Voluntary dissolution. A corporation that has issued shares or transacted business may voluntarily dissolve by having its board of directors adopt a resolution proposing to dissolve and then allowing the shareholders to vote on the resolution. Once dissolution has been approved by the shareholders, the corporation must wind up its affairs. During this period the corporation may collect its assets, dispose of properties that will not be distributed to its shareholders, discharge its liabilities, distribute its remaining property to its shareholders and do any other act necessary to wind up its affairs. It may not conduct business.
Once the corporate formalities have been completed, the corporation must file Articles of Dissolution, although the timing required differs from state to state.
In some states, a corporation must file a statement of intent to dissolve before it begins winding up. In these states, Articles of Dissolution may not be filed until all of the corporation’s debts, liabilities and obligations have been taken care of and its remaining assets have been distributed to its shareholders. However, other states provide that Articles of Dissolution may be filed at any time after the dissolution was authorized. No notice of intent is required. These states provide that a dissolved corporation continues its corporate existence but may not carry on any business except that appropriate to wind up and liquidate its business and affairs.
Administrative dissolution. A corporation may be administratively dissolved by the Secretary of State if it fails to comply with certain requirements of the state’s corporation law. Generally, a corporation may be administratively dissolved for failing to pay franchise taxes, failing to file an annual report, failing to maintain a registered agent or office, or for failing to notify the state of a change in registered agent or office.
Many failures to comply with these statutory requirements occur inadvertently and may be corrected if brought to the corporation’s attention. Therefore, the states will notify each corporation subject to administrative dissolution and give them a certain period of time to comply with the statutes. Most states allow a corporation that has been administratively dissolved to apply for reinstatement. In order to be reinstated, a corporation must file all past-due annual reports, pay all taxes, interest and penalties, and otherwise comply with the requirements it had not met. The corporation must also file an application for reinstatement. A corporation that is reinstated may resume carrying on its business as before dissolution.
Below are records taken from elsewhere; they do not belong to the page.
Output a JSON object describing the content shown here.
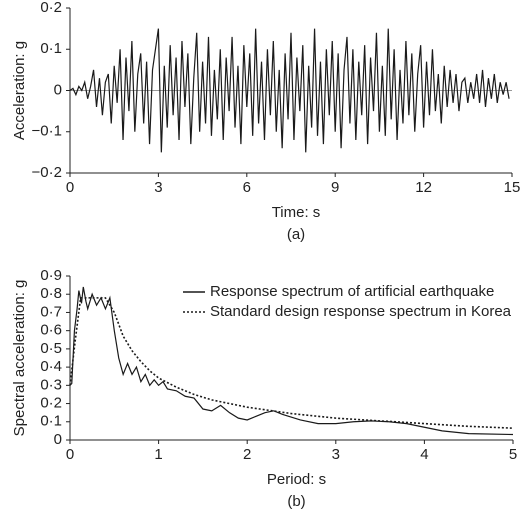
{
  "chart_data": [
    {
      "type": "line",
      "xlabel": "Time: s",
      "ylabel": "Acceleration: g",
      "caption": "(a)",
      "xlim": [
        0,
        15
      ],
      "xticks": [
        0,
        3,
        6,
        9,
        12,
        15
      ],
      "ylim": [
        -0.2,
        0.2
      ],
      "yticks": [
        {
          "value": -0.2,
          "label": "−0·2"
        },
        {
          "value": -0.1,
          "label": "−0·1"
        },
        0,
        {
          "value": 0.1,
          "label": "0·1"
        },
        {
          "value": 0.2,
          "label": "0·2"
        }
      ],
      "zero_line": true,
      "series": [
        {
          "color": "#1a1a1a",
          "line_style": "solid",
          "x": [
            0.0,
            0.1,
            0.2,
            0.3,
            0.4,
            0.5,
            0.6,
            0.7,
            0.8,
            0.9,
            1.0,
            1.1,
            1.2,
            1.3,
            1.4,
            1.5,
            1.6,
            1.7,
            1.8,
            1.9,
            2.0,
            2.1,
            2.2,
            2.3,
            2.4,
            2.5,
            2.6,
            2.7,
            2.8,
            2.9,
            3.0,
            3.1,
            3.2,
            3.3,
            3.4,
            3.5,
            3.6,
            3.7,
            3.8,
            3.9,
            4.0,
            4.1,
            4.2,
            4.3,
            4.4,
            4.5,
            4.6,
            4.7,
            4.8,
            4.9,
            5.0,
            5.1,
            5.2,
            5.3,
            5.4,
            5.5,
            5.6,
            5.7,
            5.8,
            5.9,
            6.0,
            6.1,
            6.2,
            6.3,
            6.4,
            6.5,
            6.6,
            6.7,
            6.8,
            6.9,
            7.0,
            7.1,
            7.2,
            7.3,
            7.4,
            7.5,
            7.6,
            7.7,
            7.8,
            7.9,
            8.0,
            8.1,
            8.2,
            8.3,
            8.4,
            8.5,
            8.6,
            8.7,
            8.8,
            8.9,
            9.0,
            9.1,
            9.2,
            9.3,
            9.4,
            9.5,
            9.6,
            9.7,
            9.8,
            9.9,
            10.0,
            10.1,
            10.2,
            10.3,
            10.4,
            10.5,
            10.6,
            10.7,
            10.8,
            10.9,
            11.0,
            11.1,
            11.2,
            11.3,
            11.4,
            11.5,
            11.6,
            11.7,
            11.8,
            11.9,
            12.0,
            12.1,
            12.2,
            12.3,
            12.4,
            12.5,
            12.6,
            12.7,
            12.8,
            12.9,
            13.0,
            13.1,
            13.2,
            13.3,
            13.4,
            13.5,
            13.6,
            13.7,
            13.8,
            13.9,
            14.0,
            14.1,
            14.2,
            14.3,
            14.4,
            14.5,
            14.6,
            14.7,
            14.8,
            14.9
          ],
          "values": [
            0,
            0.005,
            -0.01,
            0.01,
            0,
            0.02,
            -0.02,
            0.01,
            0.05,
            -0.04,
            0.03,
            -0.06,
            0.02,
            0.04,
            -0.08,
            0.06,
            -0.03,
            0.1,
            -0.12,
            0.08,
            -0.05,
            0.12,
            -0.1,
            0.04,
            0.09,
            -0.08,
            0.07,
            -0.13,
            0.05,
            0.1,
            0.15,
            -0.15,
            0.06,
            -0.09,
            0.11,
            -0.06,
            0.08,
            -0.12,
            0.12,
            -0.04,
            0.09,
            -0.13,
            0.03,
            0.14,
            -0.1,
            0.07,
            -0.08,
            0.13,
            -0.11,
            0.05,
            -0.07,
            0.1,
            -0.12,
            0.08,
            -0.05,
            0.13,
            -0.09,
            0.06,
            -0.13,
            0.11,
            -0.04,
            0.09,
            -0.11,
            0.15,
            -0.08,
            0.07,
            -0.12,
            0.1,
            -0.06,
            0.12,
            -0.1,
            0.05,
            -0.14,
            0.09,
            -0.07,
            0.14,
            -0.12,
            0.08,
            -0.05,
            0.11,
            -0.15,
            0.06,
            -0.09,
            0.15,
            -0.11,
            0.07,
            -0.13,
            0.1,
            -0.06,
            0.12,
            -0.1,
            0.09,
            -0.14,
            0.05,
            0.13,
            -0.08,
            0.1,
            -0.12,
            0.07,
            -0.06,
            0.11,
            -0.13,
            0.08,
            -0.05,
            0.14,
            -0.1,
            0.06,
            -0.11,
            0.15,
            -0.07,
            0.1,
            -0.12,
            0.05,
            -0.08,
            0.12,
            -0.06,
            0.09,
            -0.1,
            0.04,
            0.11,
            -0.09,
            0.07,
            -0.06,
            0.1,
            -0.05,
            0.04,
            -0.08,
            0.06,
            -0.04,
            0.05,
            -0.03,
            0.04,
            -0.05,
            0.02,
            0.03,
            -0.03,
            0.02,
            -0.02,
            0.04,
            -0.03,
            0.05,
            -0.04,
            0.03,
            -0.02,
            0.04,
            -0.03,
            0.02,
            -0.01,
            0.02,
            -0.02
          ]
        }
      ]
    },
    {
      "type": "line",
      "xlabel": "Period: s",
      "ylabel": "Spectral acceleration: g",
      "caption": "(b)",
      "xlim": [
        0,
        5
      ],
      "xticks": [
        0,
        1,
        2,
        3,
        4,
        5
      ],
      "ylim": [
        0,
        0.9
      ],
      "yticks": [
        0,
        {
          "value": 0.1,
          "label": "0·1"
        },
        {
          "value": 0.2,
          "label": "0·2"
        },
        {
          "value": 0.3,
          "label": "0·3"
        },
        {
          "value": 0.4,
          "label": "0·4"
        },
        {
          "value": 0.5,
          "label": "0·5"
        },
        {
          "value": 0.6,
          "label": "0·6"
        },
        {
          "value": 0.7,
          "label": "0·7"
        },
        {
          "value": 0.8,
          "label": "0·8"
        },
        {
          "value": 0.9,
          "label": "0·9"
        }
      ],
      "legend": "top-right",
      "series": [
        {
          "name": "Response spectrum of artificial earthquake",
          "color": "#1a1a1a",
          "line_style": "solid",
          "x": [
            0,
            0.02,
            0.05,
            0.08,
            0.1,
            0.13,
            0.15,
            0.18,
            0.2,
            0.25,
            0.3,
            0.35,
            0.4,
            0.45,
            0.5,
            0.55,
            0.6,
            0.65,
            0.7,
            0.75,
            0.8,
            0.85,
            0.9,
            0.95,
            1.0,
            1.05,
            1.1,
            1.2,
            1.3,
            1.4,
            1.5,
            1.6,
            1.7,
            1.8,
            1.9,
            2.0,
            2.1,
            2.2,
            2.3,
            2.4,
            2.6,
            2.8,
            3.0,
            3.2,
            3.4,
            3.6,
            3.8,
            4.0,
            4.2,
            4.5,
            5.0
          ],
          "values": [
            0.3,
            0.31,
            0.6,
            0.72,
            0.82,
            0.75,
            0.84,
            0.76,
            0.72,
            0.8,
            0.74,
            0.78,
            0.72,
            0.78,
            0.6,
            0.45,
            0.36,
            0.42,
            0.36,
            0.4,
            0.32,
            0.36,
            0.3,
            0.33,
            0.3,
            0.32,
            0.28,
            0.27,
            0.24,
            0.23,
            0.17,
            0.16,
            0.19,
            0.15,
            0.12,
            0.11,
            0.13,
            0.15,
            0.16,
            0.14,
            0.11,
            0.09,
            0.09,
            0.1,
            0.105,
            0.1,
            0.09,
            0.07,
            0.05,
            0.035,
            0.03
          ]
        },
        {
          "name": "Standard design response spectrum in Korea",
          "color": "#1a1a1a",
          "line_style": "dotted",
          "x": [
            0,
            0.06,
            0.12,
            0.2,
            0.3,
            0.4,
            0.5,
            0.6,
            0.7,
            0.8,
            0.9,
            1.0,
            1.2,
            1.4,
            1.6,
            1.8,
            2.0,
            2.5,
            3.0,
            3.5,
            4.0,
            4.5,
            5.0
          ],
          "values": [
            0.3,
            0.55,
            0.78,
            0.78,
            0.78,
            0.78,
            0.7,
            0.57,
            0.49,
            0.43,
            0.38,
            0.34,
            0.29,
            0.25,
            0.22,
            0.2,
            0.18,
            0.145,
            0.12,
            0.105,
            0.09,
            0.075,
            0.065
          ]
        }
      ]
    }
  ]
}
Judicial dissolution. A court may involuntarily dissolve a corporation at the request of the state’s attorney general, a shareholder, or a creditor. Judicial dissolution may be granted in a proceeding by the attorney general if the corporation obtained its articles of incorporation by fraud or if it exceeded or abused its authority. A shareholder may generally seek judicial dissolution where management was deadlocked, resulting in irreparable injury to the corporation, where management engaged in illegal, oppressive or fraudulent conduct, where the shareholders were deadlocked and unable to elect directors, or where corporate assets were being misapplied or wasted. A creditor may request judicial dissolution if the corporation is insolvent and the corporation has either admitted that the creditor’s claim is due and owing or the creditor’s claim has been reduced to judgment and the execution on the judgment returned unsatisfied.